Mindfulness: Why Now?

 
 

Exploring How And Why Mindfulness Has Become So Mainstream

This week we will be in attendance as a partner of Mind & Matter 2015 - an event geared entirely to discussing the role of mindfulness in the workplace.

It’s quite extraordinary that such has become the level of interest in the role of mindfulness at work, that we will have 2 whole days discussing it’s relevance and role, with up to 200 other delegates. So how exactly has mindfulness become so mainstream, and why now, after over 30 years since it’s inception, with Jon Kabat-Zinn’s foundation of the mindfulness-based stress reduction (MBSR) programme?

As Chade-Meng Tan, Google’s Jolly Good Fellow, and co-founder of their own mindfulness training programme, Search Inside Yourself, puts it; "If you are a company leader who says employees should be encouraged to exercise, nobody looks at you funny. The same thing is happening to meditation & mindfulness, because now that it's become scientific, it has been demystified. It's going to be seen as fitness for the mind.”

In our opinion, one of the major reasons that this is happening now, is that never have we worked in a time where we are so over-stimulated, ‘always-on’ and incessantly multi-tasking. For many of us, we are waking up to this and searching for respite and escape from the overwhelming sense of being constantly on and unable to unplug. As one of our clients, MEC, put it; ‘We introduced mindfulness at MEC this year to help support our people with a healthy work life blend. We know that the 24/7 life style impacts people in different ways and the practice of mindfulness can help people to switch off from the day to day stresses and focus on the here and now.’

Belinda Freeman is one of the mindfulness experts who we work with to deliver some of our workplace wellbeing programmes and events. In her opinion the increasing role for mindfulness in the workplace is due to the need to find an alternative way of coping with our frantic and over stimulating world. ‘Our world has never been so full of activity and driven. We need new ways to cope. We need to master our choices in life rather than react and be battered as if we were going from one storm to another. Mindfulness offers us tools, peace and calm from the storm’. 

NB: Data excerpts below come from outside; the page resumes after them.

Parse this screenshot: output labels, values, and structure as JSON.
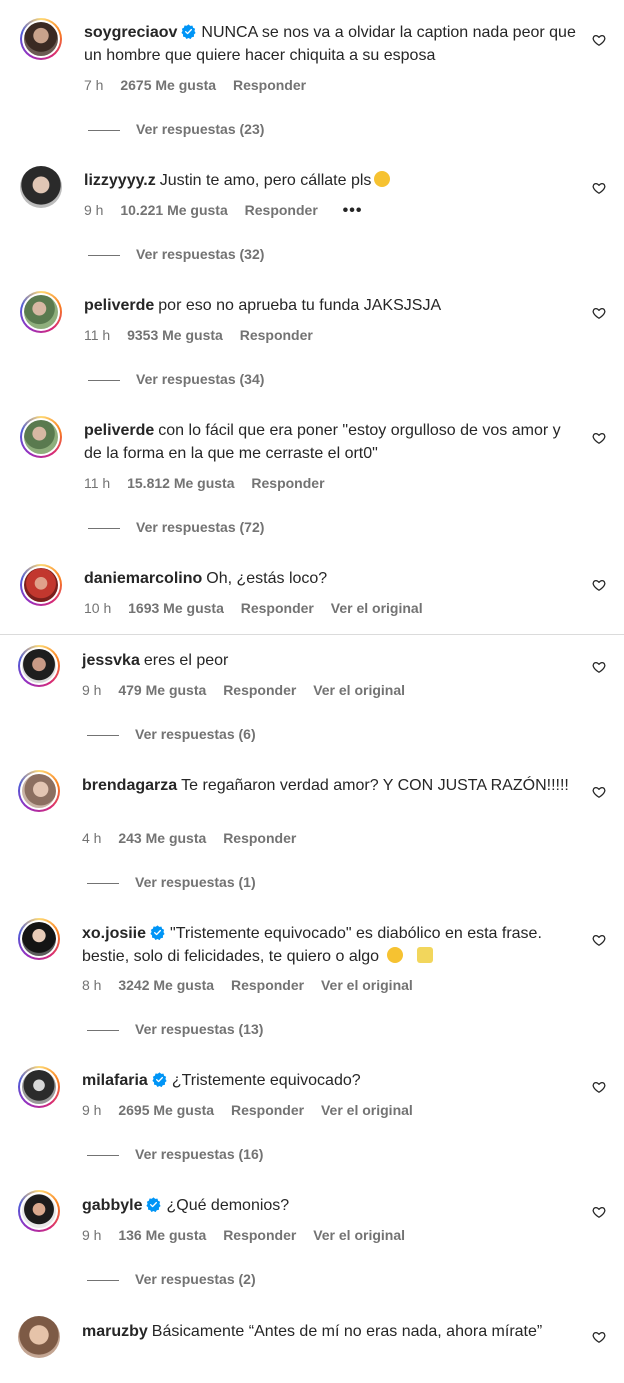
{
  "comments": [
    {
      "user": "soygreciaov",
      "verified": true,
      "text": "NUNCA se nos va a olvidar la caption nada peor que un hombre que quiere hacer chiquita a su esposa",
      "time": "7 h",
      "likes": "2675 Me gusta",
      "reply": "Responder",
      "view_replies": "Ver respuestas (23)"
    },
    {
      "user": "lizzyyyy.z",
      "verified": false,
      "text": "Justin te amo, pero cállate pls",
      "time": "9 h",
      "likes": "10.221 Me gusta",
      "reply": "Responder",
      "more": "•••",
      "view_replies": "Ver respuestas (32)"
    },
    {
      "user": "peliverde",
      "verified": false,
      "text": "por eso no aprueba tu funda JAKSJSJA",
      "time": "11 h",
      "likes": "9353 Me gusta",
      "reply": "Responder",
      "view_replies": "Ver respuestas (34)"
    },
    {
      "user": "peliverde",
      "verified": false,
      "text": "con lo fácil que era poner \"estoy orgulloso de vos amor y de la forma en la que me cerraste el ort0\"",
      "time": "11 h",
      "likes": "15.812 Me gusta",
      "reply": "Responder",
      "view_replies": "Ver respuestas (72)"
    },
    {
      "user": "daniemarcolino",
      "verified": false,
      "text": "Oh, ¿estás loco?",
      "time": "10 h",
      "likes": "1693 Me gusta",
      "reply": "Responder",
      "original": "Ver el original"
    },
    {
      "user": "jessvka",
      "verified": false,
      "text": "eres el peor",
      "time": "9 h",
      "likes": "479 Me gusta",
      "reply": "Responder",
      "original": "Ver el original",
      "view_replies": "Ver respuestas (6)"
    },
    {
      "user": "brendagarza",
      "verified": false,
      "text": "Te regañaron verdad amor? Y CON JUSTA RAZÓN!!!!!",
      "time": "4 h",
      "likes": "243 Me gusta",
      "reply": "Responder",
      "view_replies": "Ver respuestas (1)"
    },
    {
      "user": "xo.josiie",
      "verified": true,
      "text": "\"Tristemente equivocado\" es diabólico en esta frase. bestie, solo di felicidades, te quiero o algo",
      "time": "8 h",
      "likes": "3242 Me gusta",
      "reply": "Responder",
      "original": "Ver el original",
      "view_replies": "Ver respuestas (13)"
    },
    {
      "user": "milafaria",
      "verified": true,
      "text": "¿Tristemente equivocado?",
      "time": "9 h",
      "likes": "2695 Me gusta",
      "reply": "Responder",
      "original": "Ver el original",
      "view_replies": "Ver respuestas (16)"
    },
    {
      "user": "gabbyle",
      "verified": true,
      "text": "¿Qué demonios?",
      "time": "9 h",
      "likes": "136 Me gusta",
      "reply": "Responder",
      "original": "Ver el original",
      "view_replies": "Ver respuestas (2)"
    },
    {
      "user": "maruzby",
      "verified": false,
      "text": "Básicamente “Antes de mí no eras nada, ahora mírate”"
    }
  ],
  "colors": {
    "verified": "#0095f6",
    "muted": "#737373",
    "text": "#262626",
    "ring": "#d62976"
  },
  "icons": {
    "like": "heart-icon",
    "verified": "verified-badge-icon"
  }
}
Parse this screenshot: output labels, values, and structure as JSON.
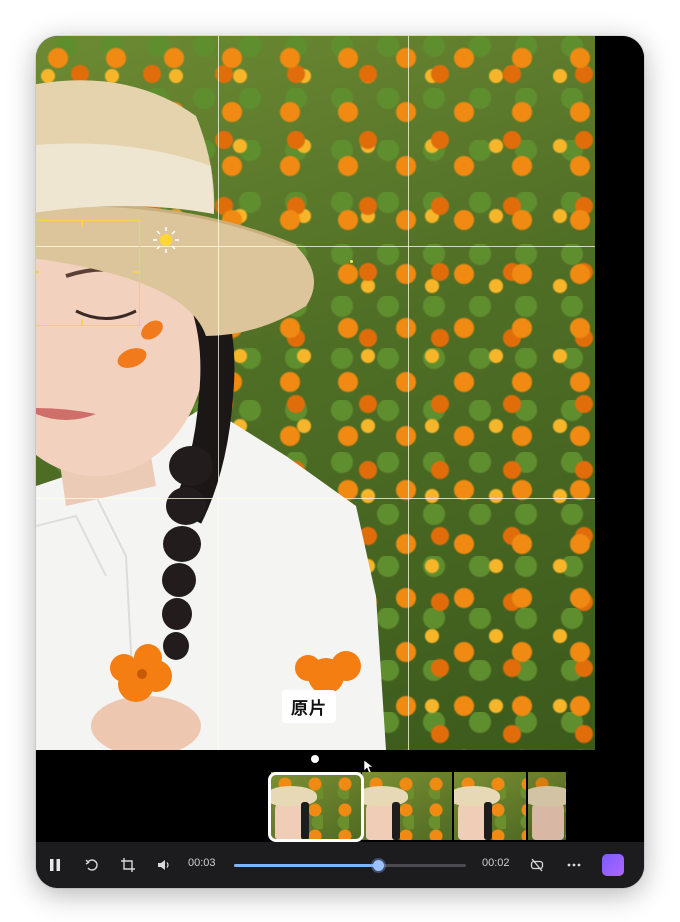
{
  "preview": {
    "overlay_label": "原片"
  },
  "controls": {
    "current_time": "00:03",
    "total_time": "00:02",
    "progress_fraction": 0.62,
    "icons": [
      "pause-icon",
      "rotate-left-icon",
      "crop-icon",
      "volume-icon",
      "loop-off-icon",
      "more-icon",
      "app-icon"
    ]
  },
  "timeline": {
    "thumbnail_count": 4,
    "selected_index": 0
  },
  "colors": {
    "accent": "#7fb3ff",
    "focus_box": "#f5d24a",
    "control_bar_bg": "#1c1c1f"
  }
}
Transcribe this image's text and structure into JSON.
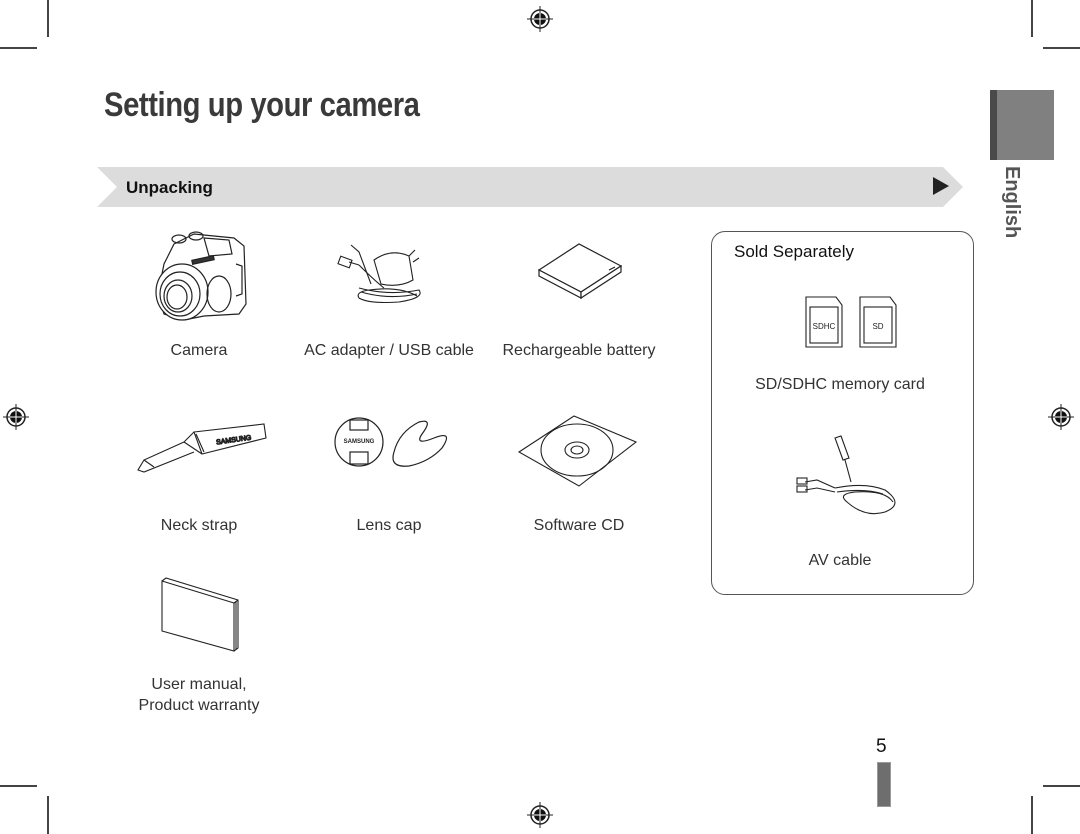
{
  "page": {
    "title": "Setting up your camera",
    "section": {
      "label": "Unpacking",
      "arrow_icon": "play-triangle-icon"
    },
    "language_tab": {
      "label": "English",
      "color": "#808080"
    },
    "included_items": [
      {
        "label": "Camera",
        "icon": "camera-icon"
      },
      {
        "label": "AC adapter / USB cable",
        "icon": "ac-adapter-icon"
      },
      {
        "label": "Rechargeable battery",
        "icon": "battery-icon"
      },
      {
        "label": "Neck strap",
        "icon": "neck-strap-icon"
      },
      {
        "label": "Lens cap",
        "icon": "lens-cap-icon"
      },
      {
        "label": "Software CD",
        "icon": "cd-icon"
      },
      {
        "label_line1": "User manual,",
        "label_line2": "Product warranty",
        "icon": "manual-icon"
      }
    ],
    "sold_separately": {
      "title": "Sold Separately",
      "items": [
        {
          "label": "SD/SDHC memory card",
          "icon": "memory-card-icon",
          "card_labels": [
            "SDHC",
            "SD"
          ]
        },
        {
          "label": "AV cable",
          "icon": "av-cable-icon"
        }
      ]
    },
    "page_number": "5",
    "lens_cap_brand": "SAMSUNG",
    "strap_brand": "SAMSUNG"
  }
}
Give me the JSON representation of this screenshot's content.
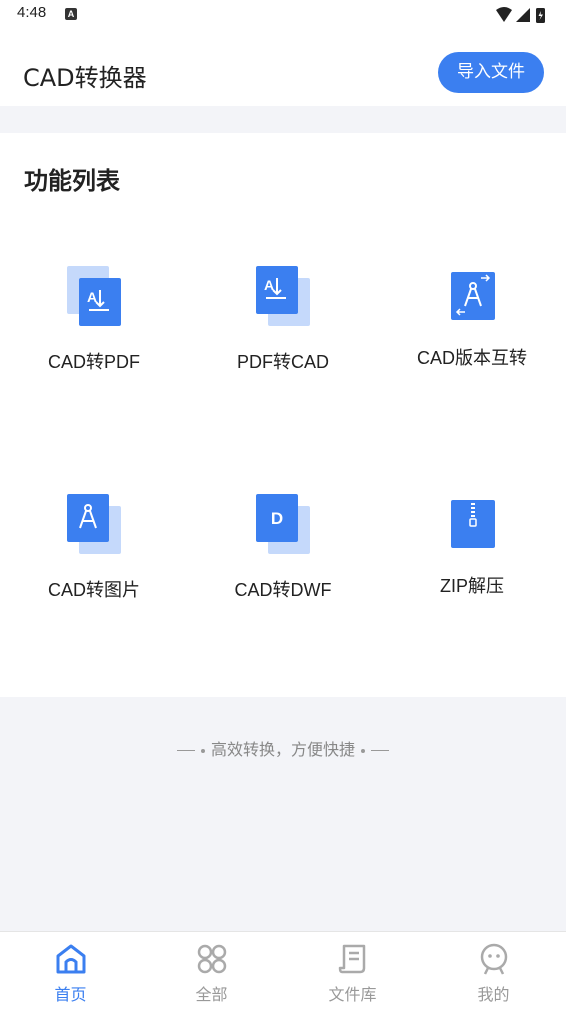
{
  "status_bar": {
    "time": "4:48",
    "notification_badge": "A"
  },
  "header": {
    "title": "CAD转换器",
    "import_button": "导入文件"
  },
  "functions": {
    "title": "功能列表",
    "items": [
      {
        "label": "CAD转PDF",
        "icon": "cad-to-pdf-icon"
      },
      {
        "label": "PDF转CAD",
        "icon": "pdf-to-cad-icon"
      },
      {
        "label": "CAD版本互转",
        "icon": "cad-version-convert-icon"
      },
      {
        "label": "CAD转图片",
        "icon": "cad-to-image-icon"
      },
      {
        "label": "CAD转DWF",
        "icon": "cad-to-dwf-icon"
      },
      {
        "label": "ZIP解压",
        "icon": "zip-extract-icon"
      }
    ]
  },
  "slogan": "高效转换，方便快捷",
  "bottom_nav": {
    "items": [
      {
        "label": "首页",
        "icon": "home-icon",
        "active": true
      },
      {
        "label": "全部",
        "icon": "grid-icon",
        "active": false
      },
      {
        "label": "文件库",
        "icon": "file-library-icon",
        "active": false
      },
      {
        "label": "我的",
        "icon": "profile-icon",
        "active": false
      }
    ]
  },
  "colors": {
    "accent": "#3b7ff0",
    "accent_light": "#c5d9fb",
    "background": "#f3f4f8"
  }
}
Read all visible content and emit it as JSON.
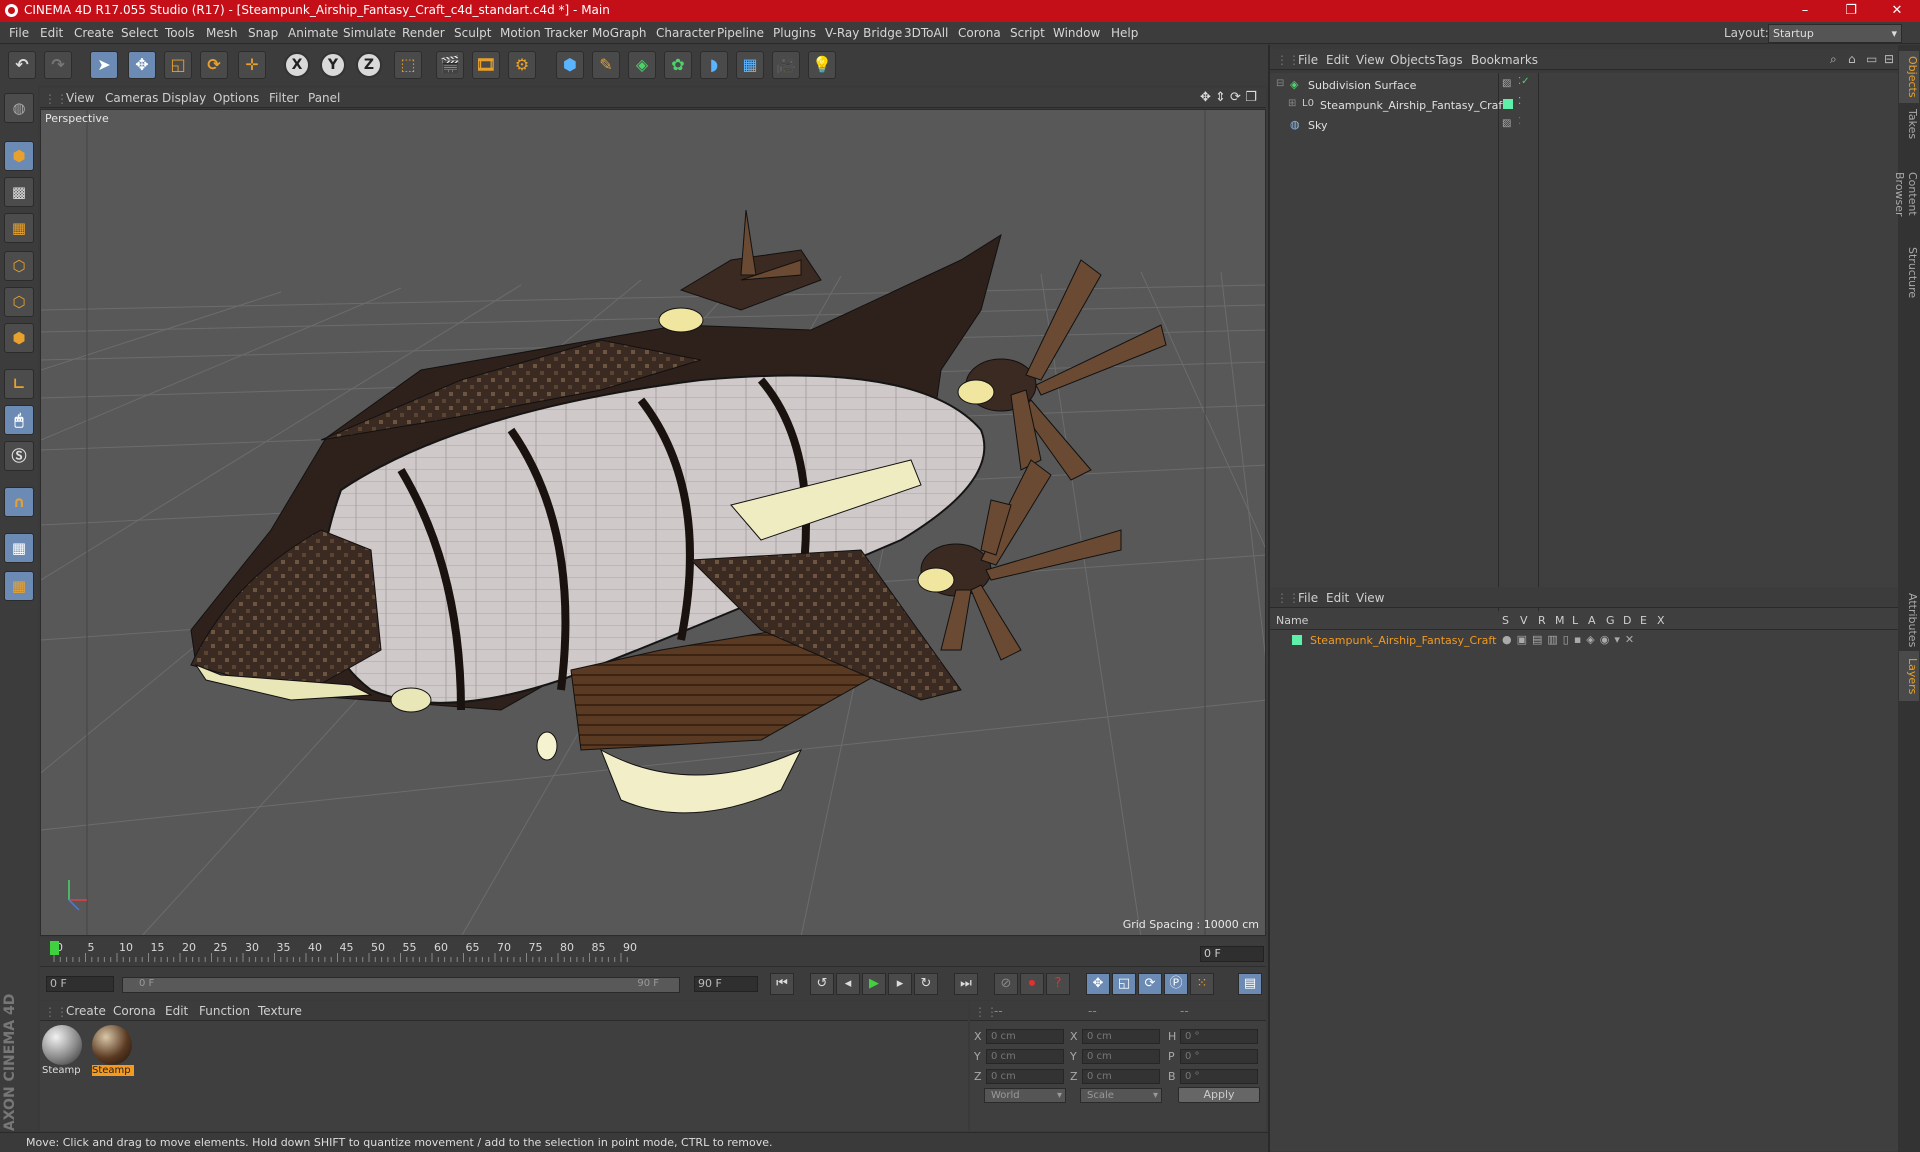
{
  "window": {
    "title": "CINEMA 4D R17.055 Studio (R17) - [Steampunk_Airship_Fantasy_Craft_c4d_standart.c4d *] - Main",
    "controls": [
      "–",
      "❐",
      "✕"
    ]
  },
  "menubar": {
    "items": [
      "File",
      "Edit",
      "Create",
      "Select",
      "Tools",
      "Mesh",
      "Snap",
      "Animate",
      "Simulate",
      "Render",
      "Sculpt",
      "Motion Tracker",
      "MoGraph",
      "Character",
      "Pipeline",
      "Plugins",
      "V-Ray Bridge",
      "3DToAll",
      "Corona",
      "Script",
      "Window",
      "Help"
    ],
    "layout_label": "Layout:",
    "layout_value": "Startup"
  },
  "toolbar": {
    "axis_x": "X",
    "axis_y": "Y",
    "axis_z": "Z"
  },
  "viewport": {
    "menu": [
      "View",
      "Cameras",
      "Display",
      "Options",
      "Filter",
      "Panel"
    ],
    "camera_label": "Perspective",
    "grid_spacing": "Grid Spacing : 10000 cm"
  },
  "timeline": {
    "ticks": [
      "0",
      "5",
      "10",
      "15",
      "20",
      "25",
      "30",
      "35",
      "40",
      "45",
      "50",
      "55",
      "60",
      "65",
      "70",
      "75",
      "80",
      "85",
      "90"
    ],
    "current_frame_right": "0 F",
    "start_field": "0 F",
    "slider_left": "0 F",
    "slider_right": "90 F",
    "end_field": "90 F"
  },
  "material_manager": {
    "menu": [
      "Create",
      "Corona",
      "Edit",
      "Function",
      "Texture"
    ],
    "materials": [
      {
        "label": "Steamp",
        "selected": false
      },
      {
        "label": "Steamp",
        "selected": true
      }
    ]
  },
  "coordinates": {
    "header": [
      "--",
      "--",
      "--"
    ],
    "rows": [
      {
        "a": "X",
        "av": "0 cm",
        "b": "X",
        "bv": "0 cm",
        "c": "H",
        "cv": "0 °"
      },
      {
        "a": "Y",
        "av": "0 cm",
        "b": "Y",
        "bv": "0 cm",
        "c": "P",
        "cv": "0 °"
      },
      {
        "a": "Z",
        "av": "0 cm",
        "b": "Z",
        "bv": "0 cm",
        "c": "B",
        "cv": "0 °"
      }
    ],
    "mode_world": "World",
    "mode_scale": "Scale",
    "apply": "Apply"
  },
  "status": "Move: Click and drag to move elements. Hold down SHIFT to quantize movement / add to the selection in point mode, CTRL to remove.",
  "object_manager": {
    "menu": [
      "File",
      "Edit",
      "View",
      "Objects",
      "Tags",
      "Bookmarks"
    ],
    "objects": [
      {
        "name": "Subdivision Surface"
      },
      {
        "name": "Steampunk_Airship_Fantasy_Craft"
      },
      {
        "name": "Sky"
      }
    ]
  },
  "layer_manager": {
    "menu": [
      "File",
      "Edit",
      "View"
    ],
    "columns": [
      "Name",
      "S",
      "V",
      "R",
      "M",
      "L",
      "A",
      "G",
      "D",
      "E",
      "X"
    ],
    "layers": [
      {
        "name": "Steampunk_Airship_Fantasy_Craft"
      }
    ]
  },
  "side_tabs": [
    "Objects",
    "Takes",
    "Content Browser",
    "Structure",
    "Attributes",
    "Layers"
  ],
  "branding": "MAXON CINEMA 4D",
  "colors": {
    "accent": "#f39a1f",
    "selected_blue": "#6b8bb5",
    "title_red": "#c40e18"
  }
}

A further factor is the changing attitudes of today’s younger workforce, who are increasingly searching for greater meaning from life, casting off material wealth and traditional career progression in favour of experiences and something far more meaningful. This means they are far less willing to accept the outdated norms of working all hours and dedicating yourself to the office, which means that workplaces are having to re-think the ways to to retain and attract the very best talent, which is no longer just monetary.

In Belinda’s view, ‘mindfulness has been and continues to be researched and developed as a skill for expanding awareness, which can be useful to support problem solving, communication, team cohesion, focus, productivity, resilience and enhance leadership skills in the workplace setting’. With such wide reaching benefits on both a personal and organisational level, it would seem that the role for mindfulness in the workplace is only set to increase. But it’s important to exercise a word of caution, as Belinda puts it ‘mindfulness is not a panacea, it requires individual and organisational responsibility and commitment’, in other words it is not a quick fix or a band aid for deeper rooted organisational issues, and we have a responsibility to advocate it’s usage wisely and ethically.